Addams saw the destructiveness of war as she led the delegation to meet with statesmen from the belligerent governments. From the time she returned from Europe until America entered the war, she worked tirelessly to preserve America's neutrality and to seek a negotiated end to the conflict. Although she supported Henry Ford's peace ship idea, because of ill health she was unable to join the venture when the ship left in December 1915. Advocating American neutrality, she met with Woodrow Wilson and Edward House, Wilson's representative to European nations, testified against proposals for conscription and rearmament, fought calls for preparedness, and worked to rouse public opinion against entering the war.

When America did enter the war, many of Addams's friends abandoned her pacifist position to support American war efforts. Isolated and shunned, Addams remained steadfast to her pacifist ideals. During the war, she worked with Roger Baldwin and the National Civil Liberties Bureau to protest passage of the Espionage Act and state syndicalist laws, supported the position of conscientious objectors, and lectured tirelessly throughout the United States for food conservation on behalf of the U.S. Food Administration.

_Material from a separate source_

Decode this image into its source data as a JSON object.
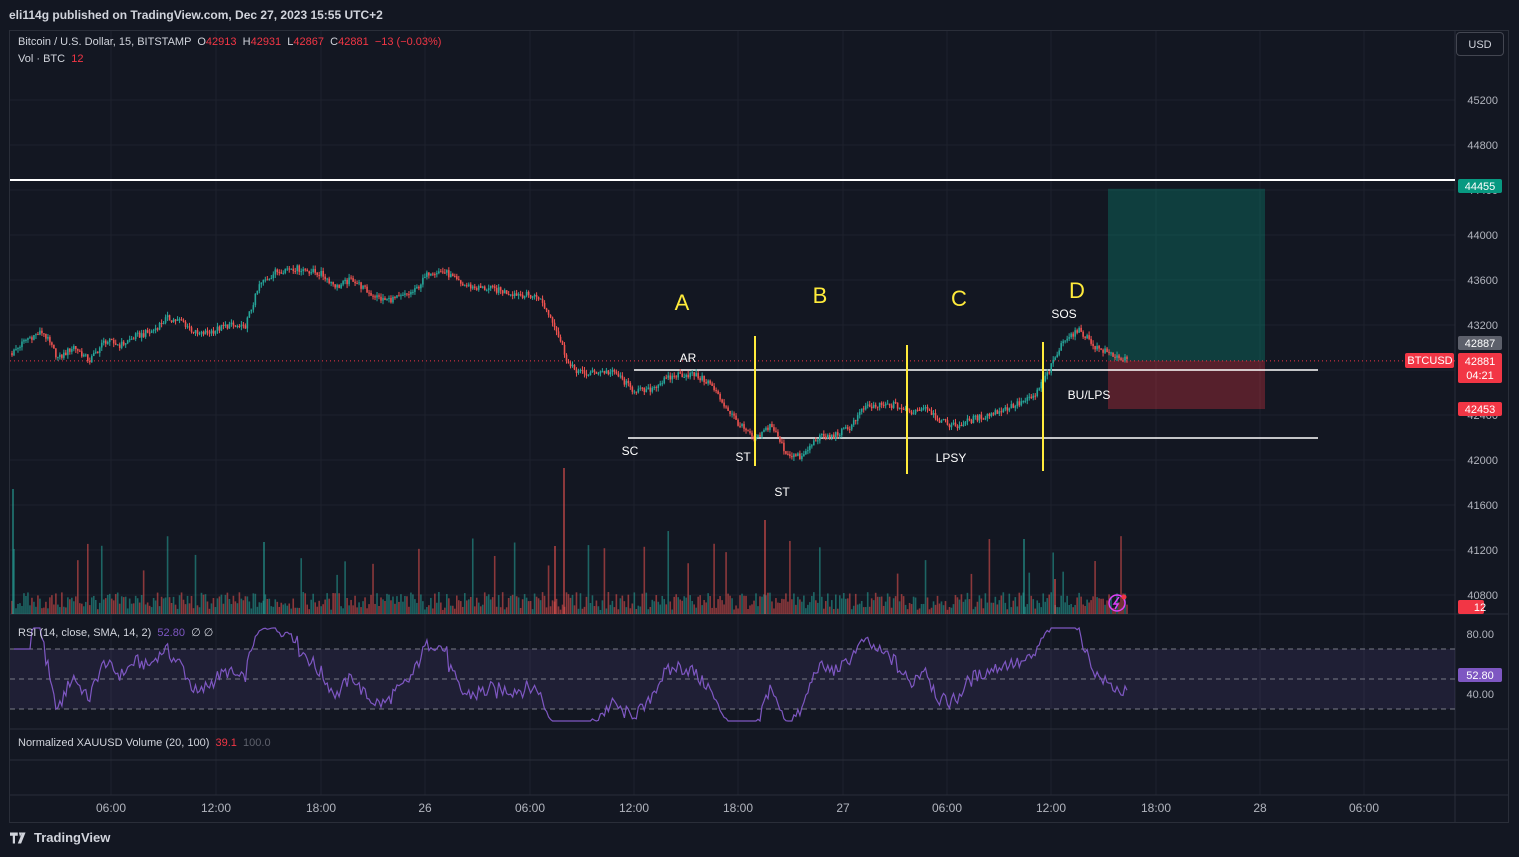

In July 1919, eight months after World War I ended, Addams presided over the second International Congress of Women in Zurich. There the Women's International League for Peace and Freedom (WILPF) was formed with Addams as its international president. Following the meeting, she presented the new organization's resolutions to the American delegation in Paris. These included condemnation of the terms of the Treaty of Versailles and a proposal for a League of Nations. Concerned about starving families in Europe, Addams and Alice Hamilton traveled throughout Europe for the American Friends Service Committee to investigate and draw attention to the deplorable conditions. From 1919 to 1929, Addams served as international president of the WILPF and then became honorary president until her death in 1935, in Chicago, following surgery for cancer.


Addams, Jane. Newer Ideals of Peace. New York: Macmillan, 1907.

Addams, Jane. Twenty Years at Hull-House. New York: Macmillan, 1910.

Addams, Jane. Peace and Bread in Time of War. New York: Macmillan, 1922.

Addams, Jane. Second Twenty Years at Hull-House. New York: Macmillan, 1930.

Addams, Jane. The Jane Addams Papers. Edited by Mary Lynn McCree Bryan et al. Ann Arbor: University Microfilms International, 1985–1986. Microfilm, 82 reels.

Davis, Allen F. American Heroine: The Life and Legend of Jane Addams. New York: Oxford University Press, 1973.

Linn, James Weber. Jane Addams: A Biography. New York: D. Appleton-Century Co., 1935.